If we rented, that would not have happened.
Then there’s the interior. When you rent, you set yourself a low standard of what is acceptable. When you own, that mysterious force in the universe makes that standard go way up for some reason. You see a wall in a pastel shade of light green in a movie or magazine, and now it’s a trip to Home Depot to load up on a few cans of pastel green paint. Chaching. Either you DIY and paint the place or, if you’re un-handy like me, you open the wallet yet again and get someone.
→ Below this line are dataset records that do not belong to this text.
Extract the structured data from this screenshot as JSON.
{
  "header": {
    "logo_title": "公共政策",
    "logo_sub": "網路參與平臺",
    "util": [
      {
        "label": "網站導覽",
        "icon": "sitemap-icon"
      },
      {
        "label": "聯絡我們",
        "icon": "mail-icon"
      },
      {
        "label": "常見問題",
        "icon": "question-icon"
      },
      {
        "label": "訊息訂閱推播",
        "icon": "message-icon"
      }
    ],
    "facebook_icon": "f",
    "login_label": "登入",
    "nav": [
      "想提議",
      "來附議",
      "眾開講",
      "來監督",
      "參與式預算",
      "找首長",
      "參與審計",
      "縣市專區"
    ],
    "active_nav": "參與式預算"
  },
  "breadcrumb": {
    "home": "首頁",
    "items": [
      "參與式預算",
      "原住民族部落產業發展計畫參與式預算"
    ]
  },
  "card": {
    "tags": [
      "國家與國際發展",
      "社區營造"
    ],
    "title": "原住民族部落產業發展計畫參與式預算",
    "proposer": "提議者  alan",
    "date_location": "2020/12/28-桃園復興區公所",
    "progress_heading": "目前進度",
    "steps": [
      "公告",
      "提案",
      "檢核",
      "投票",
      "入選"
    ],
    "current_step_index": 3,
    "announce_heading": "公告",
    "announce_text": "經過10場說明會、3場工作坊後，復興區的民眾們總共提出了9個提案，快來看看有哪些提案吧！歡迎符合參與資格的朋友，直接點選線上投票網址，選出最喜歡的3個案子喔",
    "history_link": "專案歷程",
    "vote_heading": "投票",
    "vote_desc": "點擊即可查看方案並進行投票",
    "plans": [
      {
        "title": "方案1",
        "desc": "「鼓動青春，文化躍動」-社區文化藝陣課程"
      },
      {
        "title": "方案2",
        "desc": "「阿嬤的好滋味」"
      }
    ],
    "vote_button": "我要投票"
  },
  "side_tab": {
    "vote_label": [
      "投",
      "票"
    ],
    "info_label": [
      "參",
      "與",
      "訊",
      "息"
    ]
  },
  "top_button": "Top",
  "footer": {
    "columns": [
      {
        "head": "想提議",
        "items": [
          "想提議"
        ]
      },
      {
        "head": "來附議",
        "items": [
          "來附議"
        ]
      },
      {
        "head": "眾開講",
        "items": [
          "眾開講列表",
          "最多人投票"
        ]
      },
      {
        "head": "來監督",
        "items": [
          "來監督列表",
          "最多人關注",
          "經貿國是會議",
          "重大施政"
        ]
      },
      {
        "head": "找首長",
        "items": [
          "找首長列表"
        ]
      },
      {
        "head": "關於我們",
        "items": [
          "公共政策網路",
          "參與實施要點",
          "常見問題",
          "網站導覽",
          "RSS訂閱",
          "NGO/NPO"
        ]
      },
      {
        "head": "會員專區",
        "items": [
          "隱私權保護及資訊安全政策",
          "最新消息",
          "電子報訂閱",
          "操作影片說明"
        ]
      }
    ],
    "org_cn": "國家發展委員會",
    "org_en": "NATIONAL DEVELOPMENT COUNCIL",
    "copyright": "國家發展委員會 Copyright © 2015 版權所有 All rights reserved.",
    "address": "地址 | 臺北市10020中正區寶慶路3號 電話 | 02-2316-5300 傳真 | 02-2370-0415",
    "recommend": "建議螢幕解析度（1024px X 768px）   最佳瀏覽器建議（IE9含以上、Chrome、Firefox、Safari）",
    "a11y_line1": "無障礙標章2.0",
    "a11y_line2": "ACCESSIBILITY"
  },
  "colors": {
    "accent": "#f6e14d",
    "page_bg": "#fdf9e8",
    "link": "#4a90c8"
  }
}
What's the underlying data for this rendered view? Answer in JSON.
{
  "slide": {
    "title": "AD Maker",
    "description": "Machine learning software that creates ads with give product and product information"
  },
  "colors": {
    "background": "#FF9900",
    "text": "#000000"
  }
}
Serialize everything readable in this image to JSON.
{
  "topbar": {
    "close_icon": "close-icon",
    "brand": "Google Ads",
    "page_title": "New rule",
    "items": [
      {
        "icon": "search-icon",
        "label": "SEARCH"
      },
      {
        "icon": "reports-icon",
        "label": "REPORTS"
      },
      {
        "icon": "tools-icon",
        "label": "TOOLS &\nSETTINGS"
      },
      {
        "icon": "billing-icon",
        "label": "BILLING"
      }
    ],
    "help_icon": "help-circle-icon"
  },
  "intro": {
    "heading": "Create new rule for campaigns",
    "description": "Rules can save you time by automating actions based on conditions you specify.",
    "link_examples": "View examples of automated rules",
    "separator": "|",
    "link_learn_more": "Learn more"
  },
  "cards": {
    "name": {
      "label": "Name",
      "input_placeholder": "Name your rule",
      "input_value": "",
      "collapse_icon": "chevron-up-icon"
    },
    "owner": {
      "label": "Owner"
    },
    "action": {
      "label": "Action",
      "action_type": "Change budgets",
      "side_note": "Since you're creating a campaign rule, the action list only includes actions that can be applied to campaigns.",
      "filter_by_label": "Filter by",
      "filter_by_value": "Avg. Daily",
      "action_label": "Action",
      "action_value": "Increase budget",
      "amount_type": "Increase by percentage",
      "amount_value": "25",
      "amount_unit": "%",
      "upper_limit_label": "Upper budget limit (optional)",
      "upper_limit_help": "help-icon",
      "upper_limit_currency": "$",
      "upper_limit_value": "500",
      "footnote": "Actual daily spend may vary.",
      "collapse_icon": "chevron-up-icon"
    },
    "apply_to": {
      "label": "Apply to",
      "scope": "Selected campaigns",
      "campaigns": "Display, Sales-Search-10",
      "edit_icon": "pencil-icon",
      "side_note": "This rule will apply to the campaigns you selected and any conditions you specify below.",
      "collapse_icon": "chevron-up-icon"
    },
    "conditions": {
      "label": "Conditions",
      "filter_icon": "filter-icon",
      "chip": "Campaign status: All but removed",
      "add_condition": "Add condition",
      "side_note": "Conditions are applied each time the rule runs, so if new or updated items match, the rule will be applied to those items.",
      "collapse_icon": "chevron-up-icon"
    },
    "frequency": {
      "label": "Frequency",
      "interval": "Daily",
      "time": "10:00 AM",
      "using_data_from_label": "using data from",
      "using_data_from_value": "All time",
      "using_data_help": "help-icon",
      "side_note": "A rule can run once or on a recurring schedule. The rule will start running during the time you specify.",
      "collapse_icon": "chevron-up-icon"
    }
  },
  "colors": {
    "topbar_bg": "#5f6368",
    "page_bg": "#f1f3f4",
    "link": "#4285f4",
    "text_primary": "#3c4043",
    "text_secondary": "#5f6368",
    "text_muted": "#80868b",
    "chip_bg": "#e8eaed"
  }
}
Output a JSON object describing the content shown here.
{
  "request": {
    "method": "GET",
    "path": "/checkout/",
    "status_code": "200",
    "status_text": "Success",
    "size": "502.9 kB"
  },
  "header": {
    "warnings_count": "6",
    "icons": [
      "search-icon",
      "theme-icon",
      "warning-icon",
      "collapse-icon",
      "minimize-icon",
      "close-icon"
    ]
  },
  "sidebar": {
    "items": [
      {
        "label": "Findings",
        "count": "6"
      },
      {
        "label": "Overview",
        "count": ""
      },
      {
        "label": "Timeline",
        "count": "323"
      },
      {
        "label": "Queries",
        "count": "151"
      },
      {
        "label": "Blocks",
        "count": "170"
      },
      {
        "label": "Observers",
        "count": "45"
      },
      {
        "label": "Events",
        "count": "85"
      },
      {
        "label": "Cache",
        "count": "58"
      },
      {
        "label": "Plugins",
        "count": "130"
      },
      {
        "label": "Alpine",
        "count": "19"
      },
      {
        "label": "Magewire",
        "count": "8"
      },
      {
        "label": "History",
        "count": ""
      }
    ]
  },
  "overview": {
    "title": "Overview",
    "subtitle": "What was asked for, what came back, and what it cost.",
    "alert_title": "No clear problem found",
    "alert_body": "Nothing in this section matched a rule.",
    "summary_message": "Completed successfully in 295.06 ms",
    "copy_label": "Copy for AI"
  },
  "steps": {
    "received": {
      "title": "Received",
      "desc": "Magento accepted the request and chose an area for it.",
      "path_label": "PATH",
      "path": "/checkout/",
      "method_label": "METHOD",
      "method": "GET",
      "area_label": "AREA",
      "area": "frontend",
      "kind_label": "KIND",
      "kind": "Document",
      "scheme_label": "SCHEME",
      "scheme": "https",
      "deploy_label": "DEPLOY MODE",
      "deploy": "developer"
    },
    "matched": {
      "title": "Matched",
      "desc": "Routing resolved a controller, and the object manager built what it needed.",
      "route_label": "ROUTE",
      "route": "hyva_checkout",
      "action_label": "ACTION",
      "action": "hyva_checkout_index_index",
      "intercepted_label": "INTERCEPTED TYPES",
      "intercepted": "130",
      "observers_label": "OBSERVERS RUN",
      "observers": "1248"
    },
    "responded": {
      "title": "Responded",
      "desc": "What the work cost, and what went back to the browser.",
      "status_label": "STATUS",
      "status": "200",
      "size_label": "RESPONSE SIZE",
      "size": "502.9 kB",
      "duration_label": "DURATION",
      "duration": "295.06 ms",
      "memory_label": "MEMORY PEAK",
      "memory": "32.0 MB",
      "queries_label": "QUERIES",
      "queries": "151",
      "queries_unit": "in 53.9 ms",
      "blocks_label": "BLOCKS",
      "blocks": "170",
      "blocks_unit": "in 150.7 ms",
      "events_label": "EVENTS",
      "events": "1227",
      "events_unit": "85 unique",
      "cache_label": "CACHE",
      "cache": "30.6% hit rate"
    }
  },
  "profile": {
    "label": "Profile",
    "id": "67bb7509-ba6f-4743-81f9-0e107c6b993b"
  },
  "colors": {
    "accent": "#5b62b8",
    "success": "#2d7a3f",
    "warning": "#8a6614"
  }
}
The drapes you had when you moved in are guaranteed to not fit the windows you have now. And of course what you have is no longer available, so you have to get all new window coverings. Chaching. Then, right after you finished, you get a coupon in the mail for blinds that go up with an electric motor so you can lie in bed and raise them to see the beautiful Colorado sunrises we always get. Chaching.
It never ends.
Most of what you spend money on with your own home is optional — let’s be clear about that. But spend you will, because our homes express our personalities more than anything else, and we spend more time there than anywhere else (even if it is only sleeping). So just know you will be spending more money in a home you own, as opposed to rent. But, in return, you will live in a place which is nicer. It is a bit like saying a Bentley is a much more expensive car to own than a Corolla, but it is so much nicer to ride in. Just know that “nice” will take away from your retirement.
And so, even though owning your home is a good way to get to the day you can be financially independent, just know it comes with its own traps. Each trap postpones the day of your financial independence, but at least you live in a nicer place while you wait. 🙂
If you know there is a good chance you will move to a different city, for job, family or marriage, the transaction and other costs should make you think twice about buying because the transaction cost involved can take an enormous bite out of your equity, even when it doesn’t feel like it.
Unless, of course, you plan to turn the home into an rental investment. That’s a topic we will get to in the not too distant future.
But moving, and its accompanying transaction costs, can put a serious dent in the attractiveness of owning your home as investment. Therefore, be careful.